The statistical tests based on grand average ERP waveforms often conceal intertrial and intersubject variability, which are unable to describe dynamic change. Unlike trial-average analysis, trial-by-trial correlation analysis can reveal the dynamic modulation of behavioral performance on electroencephalogram (EEG) activity (Philiastides et al. 2010). Importantly, the RPE and UPE accounts will provide clear and different predictions for this dynamic modulation. As illustrated in Fig. 1A, according to RPE, the feedback-related potentials are more negative with the increasing degree to which outcomes are worse than expected, whereas in terms of UPE, they are more negative with the increasing deviation of expectation regardless of the outcome valence. Thus, a single-trial correlation (i.e., continuous FRN–PE correlation) analysis can allow us to clearly examine these distinct predictions for RPE and UPE. Despite single-trial regression analysis demonstrating that feedback-related ERP components could predict model-derived PEs (Philiastides et al. 2010), it remained unclear as to whether relations to +PEs and –PEs were monotonic positive/negative or symmetric. Meanwhile, other studies using single-trial correlation analysis did not measure prediction and thus roughly calculated the PE value as the difference between actual outcomes and the median of those outcomes (Sambrook and Goslin 2014) or simply divided the larger-half feedback as +PE trials and the smaller half as –PE trials (for gain, and the loss was the reverse) (Sambrook and Goslin 2016). Therefore, the exact relations between feedback-related potentials and PEs could not be determined. In the present investigation, we explicitly measured the participants’ predictions via a task in which the participants entered their expected values on a scale of 0 to 20 and delivered feedback within the same scale in each trial, through which we could calculate continuous PEs for each trial and subsequently test the quantitative modulation of PE value on FRN. Specifically, we ran a single-trial Pearson correlation between PEs and ERP data at each sample point for each trial, thereby generating correlation waveforms analogous to conventional ERPs. Furthermore, we performed a temporospatial principal components analysis (PCA) on correlation waveforms to separate the potential overlapping components.

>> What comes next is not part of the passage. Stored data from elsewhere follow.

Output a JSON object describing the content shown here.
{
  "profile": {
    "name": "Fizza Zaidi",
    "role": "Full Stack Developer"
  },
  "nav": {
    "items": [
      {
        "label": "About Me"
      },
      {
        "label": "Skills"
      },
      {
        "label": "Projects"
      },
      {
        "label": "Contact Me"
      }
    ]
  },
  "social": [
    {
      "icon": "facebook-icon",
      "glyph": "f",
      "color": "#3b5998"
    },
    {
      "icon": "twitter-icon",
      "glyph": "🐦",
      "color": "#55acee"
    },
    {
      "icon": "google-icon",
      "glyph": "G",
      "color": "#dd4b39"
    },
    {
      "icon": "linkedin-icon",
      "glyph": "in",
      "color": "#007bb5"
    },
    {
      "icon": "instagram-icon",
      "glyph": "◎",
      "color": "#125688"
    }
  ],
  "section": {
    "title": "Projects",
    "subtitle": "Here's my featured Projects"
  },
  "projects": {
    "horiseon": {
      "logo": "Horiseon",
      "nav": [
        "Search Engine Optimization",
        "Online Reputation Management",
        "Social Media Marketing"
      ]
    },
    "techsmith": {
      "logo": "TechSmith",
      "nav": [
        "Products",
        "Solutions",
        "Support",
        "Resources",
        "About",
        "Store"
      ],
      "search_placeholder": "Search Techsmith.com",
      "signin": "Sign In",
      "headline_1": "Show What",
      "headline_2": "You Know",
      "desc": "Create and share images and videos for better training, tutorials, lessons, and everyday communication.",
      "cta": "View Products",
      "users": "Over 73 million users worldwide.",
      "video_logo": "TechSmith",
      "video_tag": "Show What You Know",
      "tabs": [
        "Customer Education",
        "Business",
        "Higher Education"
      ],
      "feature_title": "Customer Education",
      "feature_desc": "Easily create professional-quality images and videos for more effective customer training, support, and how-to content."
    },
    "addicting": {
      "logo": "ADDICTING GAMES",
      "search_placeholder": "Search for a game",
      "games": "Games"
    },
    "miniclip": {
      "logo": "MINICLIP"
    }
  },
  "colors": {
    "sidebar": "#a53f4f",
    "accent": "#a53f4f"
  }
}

(A) Schematic responses of feedback-related potentials with respect to RPE and UPE encoders. The upper panel represents RPE, which proposes that the feedback-related potentials should be more negative for worse-than-expected outcomes. The lower panel represents UPE, which argues that the feedback-related potentials may become more negative with the increasing deviation of expectation regardless of the outcome valence. “EV” denotes the expected value. The right side of the horizontal axis represents the higher-than-expected feedback; the left-side signals the lower-than-expected feedback. (B) Schematic of experimental procedure. The time course of one trial is designated; the feedback contingencies associated with high- and low-value shapes are illustrated.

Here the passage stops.